28 août 2014

[Rentrée littéraire] Cataract City de Craig Davidson

Passons à la littérature étrangère qui, ça ne se dément pas, est selon moi de meilleure qualité notamment pour cette rentrée littéraire. Le Canadien Craig Davidson peut être connu parmi nous car il a écrit la nouvelle Un goût de rouille et d'os, adapté par Jacques Audiard au cinéma. 

Dans ce nouveau roman, il évoque une amitié de deux jeunes, du même âge, ayant vécu au même endroit (dans la ville frontière du Canada et des États-Unis, nommée Niagara Falls) et ayant pourtant évolué bien différemment. Le premier c'est Owen Stuckey, un solide gaillard très sportif mais dont le destin ne sera pas celui espéré. Quant au second, il s'agit de Duncan Diggs qui est sans doute le plus écorché des deux.
Pourquoi ces deux personnages sont-ils pourtant liés par une amitié si vive ? 

 

Il se trouve que le roman se forge autour d'un drame qui prend en otage les deux enfants.
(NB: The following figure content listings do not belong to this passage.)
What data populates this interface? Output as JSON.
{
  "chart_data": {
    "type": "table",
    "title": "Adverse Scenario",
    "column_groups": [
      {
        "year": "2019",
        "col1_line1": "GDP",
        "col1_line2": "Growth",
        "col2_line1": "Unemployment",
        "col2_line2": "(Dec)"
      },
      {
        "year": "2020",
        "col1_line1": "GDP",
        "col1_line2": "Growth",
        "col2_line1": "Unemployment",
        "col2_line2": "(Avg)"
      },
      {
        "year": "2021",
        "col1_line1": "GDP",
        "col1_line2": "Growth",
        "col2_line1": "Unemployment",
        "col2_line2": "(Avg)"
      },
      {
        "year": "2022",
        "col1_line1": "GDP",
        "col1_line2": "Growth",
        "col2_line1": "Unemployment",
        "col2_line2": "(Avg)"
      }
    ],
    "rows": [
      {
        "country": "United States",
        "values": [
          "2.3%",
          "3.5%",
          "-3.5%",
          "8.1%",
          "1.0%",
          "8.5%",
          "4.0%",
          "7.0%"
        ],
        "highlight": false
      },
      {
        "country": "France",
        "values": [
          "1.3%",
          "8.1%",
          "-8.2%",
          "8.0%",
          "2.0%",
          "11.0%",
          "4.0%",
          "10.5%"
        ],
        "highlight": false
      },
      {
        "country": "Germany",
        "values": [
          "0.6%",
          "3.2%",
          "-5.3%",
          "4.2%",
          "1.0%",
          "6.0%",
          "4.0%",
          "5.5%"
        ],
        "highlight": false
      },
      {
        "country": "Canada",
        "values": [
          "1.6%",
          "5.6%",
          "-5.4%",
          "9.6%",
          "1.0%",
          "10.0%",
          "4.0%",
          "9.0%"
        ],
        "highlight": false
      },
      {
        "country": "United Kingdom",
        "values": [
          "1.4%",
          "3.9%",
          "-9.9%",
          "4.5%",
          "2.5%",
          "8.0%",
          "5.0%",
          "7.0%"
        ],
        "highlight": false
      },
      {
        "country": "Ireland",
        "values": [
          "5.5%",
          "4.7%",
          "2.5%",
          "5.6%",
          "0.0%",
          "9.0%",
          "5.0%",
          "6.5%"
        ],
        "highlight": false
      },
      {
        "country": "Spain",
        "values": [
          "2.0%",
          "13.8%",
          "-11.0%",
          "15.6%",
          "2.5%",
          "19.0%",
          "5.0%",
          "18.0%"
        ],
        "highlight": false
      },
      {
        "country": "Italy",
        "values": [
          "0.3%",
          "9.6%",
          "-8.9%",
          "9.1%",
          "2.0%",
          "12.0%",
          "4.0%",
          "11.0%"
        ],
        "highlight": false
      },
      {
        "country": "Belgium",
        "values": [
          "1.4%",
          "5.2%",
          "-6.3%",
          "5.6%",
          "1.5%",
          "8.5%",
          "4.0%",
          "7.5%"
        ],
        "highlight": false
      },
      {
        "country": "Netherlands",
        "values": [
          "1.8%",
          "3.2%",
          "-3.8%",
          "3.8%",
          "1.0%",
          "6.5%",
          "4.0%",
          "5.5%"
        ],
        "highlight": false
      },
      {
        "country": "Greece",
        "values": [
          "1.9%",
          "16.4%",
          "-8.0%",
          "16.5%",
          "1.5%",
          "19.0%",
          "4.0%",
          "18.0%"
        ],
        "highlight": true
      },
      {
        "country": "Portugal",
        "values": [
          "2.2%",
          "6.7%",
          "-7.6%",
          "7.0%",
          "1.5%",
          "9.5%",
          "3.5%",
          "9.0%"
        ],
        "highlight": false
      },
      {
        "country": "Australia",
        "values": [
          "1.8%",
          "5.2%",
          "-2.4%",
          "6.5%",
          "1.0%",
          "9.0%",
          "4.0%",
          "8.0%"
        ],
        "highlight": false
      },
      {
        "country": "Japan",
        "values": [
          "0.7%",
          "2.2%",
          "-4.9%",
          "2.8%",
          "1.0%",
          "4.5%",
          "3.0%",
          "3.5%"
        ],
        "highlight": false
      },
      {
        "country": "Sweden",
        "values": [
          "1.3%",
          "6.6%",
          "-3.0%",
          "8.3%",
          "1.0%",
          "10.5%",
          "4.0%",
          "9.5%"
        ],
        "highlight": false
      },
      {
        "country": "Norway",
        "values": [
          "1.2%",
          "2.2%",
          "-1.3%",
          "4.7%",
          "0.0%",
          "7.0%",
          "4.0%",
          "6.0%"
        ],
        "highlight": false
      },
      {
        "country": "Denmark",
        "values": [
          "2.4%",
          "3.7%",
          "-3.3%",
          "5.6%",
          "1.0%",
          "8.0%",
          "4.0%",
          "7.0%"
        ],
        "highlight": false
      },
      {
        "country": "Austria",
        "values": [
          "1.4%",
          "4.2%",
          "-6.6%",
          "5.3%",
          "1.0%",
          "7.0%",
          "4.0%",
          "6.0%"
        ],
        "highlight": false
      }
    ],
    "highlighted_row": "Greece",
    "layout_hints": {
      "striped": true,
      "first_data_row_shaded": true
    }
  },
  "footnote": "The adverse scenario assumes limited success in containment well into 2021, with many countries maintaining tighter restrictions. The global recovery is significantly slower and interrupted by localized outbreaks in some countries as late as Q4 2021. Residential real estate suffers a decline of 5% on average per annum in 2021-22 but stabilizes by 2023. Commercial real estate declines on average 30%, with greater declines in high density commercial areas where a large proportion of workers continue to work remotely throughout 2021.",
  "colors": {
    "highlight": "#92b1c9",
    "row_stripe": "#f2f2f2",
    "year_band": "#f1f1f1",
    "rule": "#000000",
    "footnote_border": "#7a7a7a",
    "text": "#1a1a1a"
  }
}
Ils ont douze ans lorsqu'ils sont enlevés, au cours d'une dispute entre parents (les leurs, mais pas seulement), par un vieil alcoolique de catcheur, Bruiser Mahoney, un modèle pour les deux gamins. Mais le chemin est long (il les conduit dans une forêt dense et insondable) et le temps se ralentit pour les garçonnets qui n'ont jamais (sur)vécu livrés à eux-mêmes.
La narration prend un tour angoissant là où l'homme qui fait rêver (le catcheur idolâtré) tombe le masque pour ne laisser place qu'au prédateur, au vieux déséquilibré complètement esseulé. Nul doute que cet épisode traumatisant de l'enfance a toute son importance dans les petites carences identitaires des deux hommes en devenir. Leur but est le même : quitter Cataract City mais leurs moyens ne sont pas les mêmes.
Owen veut se faire vengeance en devenant policier. Quant à Duncan, il enchaîne les mauvaises fréquentations, s'accroche aux combats de chiens et d'hommes, se passionne pour les courses de lévriers (et de voitures, mais ça remonte à plus loin). Pour résumer, l'un serait plus le justicier tandis que l'autre tournerait malfrat mais le récit n'est pas aussi manichéen.

 

Ce que j'en retiens davantage c'est que c'est une histoire d'hommes où les bagarres vont bon train, où il est difficile (voire impossible) de se dépêtrer de son propre passé. Au moment où s'ouvre le roman, Duncan sort de prison et Owen l'attend à la sortie. Mais qu'ont-ils à se dire ? Y a-t-il de la rancune derrière les trajectoires opposées de ces deux vieux copains ?

 

Ma vie restait ancrée à Cataract City. Une petite existence resserrée - de celles que je préfère, finalement. Edwina, Dolly et moi - un cercle fermé dans lequel j’étais pleinement satisfait. Mais la ville étant ce qu'elle est, et moi ce que je suis, les choses allaient forcement mal tourner. (p. 231)

 

Il est des romans noirs qui marquent et vous donnent envie d'aller au plus profond des ténèbres pour justement remonter les victimes, consoler la veuve et l'orphelin. Ici, ce roman d'une amitié indestructible est profondément marquée par un lieu et par un événement (l’enlèvement). Vous retiendrez votre souffle dans la première partie du roman, à la suite des enfants, puis vous respirerez à demi lorsque vous constaterez leurs efforts immodérés de lutte pour s'en sortir. Dans le lot il y a Edwina la femme (la seule du roman, c'est simple !) qui laisse échapper la lumière, qui semble une échappatoire à la gangrène misérabiliste dans laquelle sont voués la plupart des jeunes hommes confrontés à la crise. C'est très poignant et c'est, pour le moment, le premier roman que je sors du lot de la rentrée littéraire ! Une pépite de dureté mais qui se laisse polir sous les doigts !
Cataract City - Craig Davidson ; trad. de Jean-Luc Piningre (Albin Michel, 2014, 483 p., coll. Terres d'Amérique)
challenge rentrée littéraire 2014 1% logo
2/6

Posté par Mélopée à 17:00 - Littérature canadienne - Commentaires [2] - Permalien [#]
Tags : , , , ,

Commentaires

    Premier avis que je croise sur ce titre et tu te fais tentatrice !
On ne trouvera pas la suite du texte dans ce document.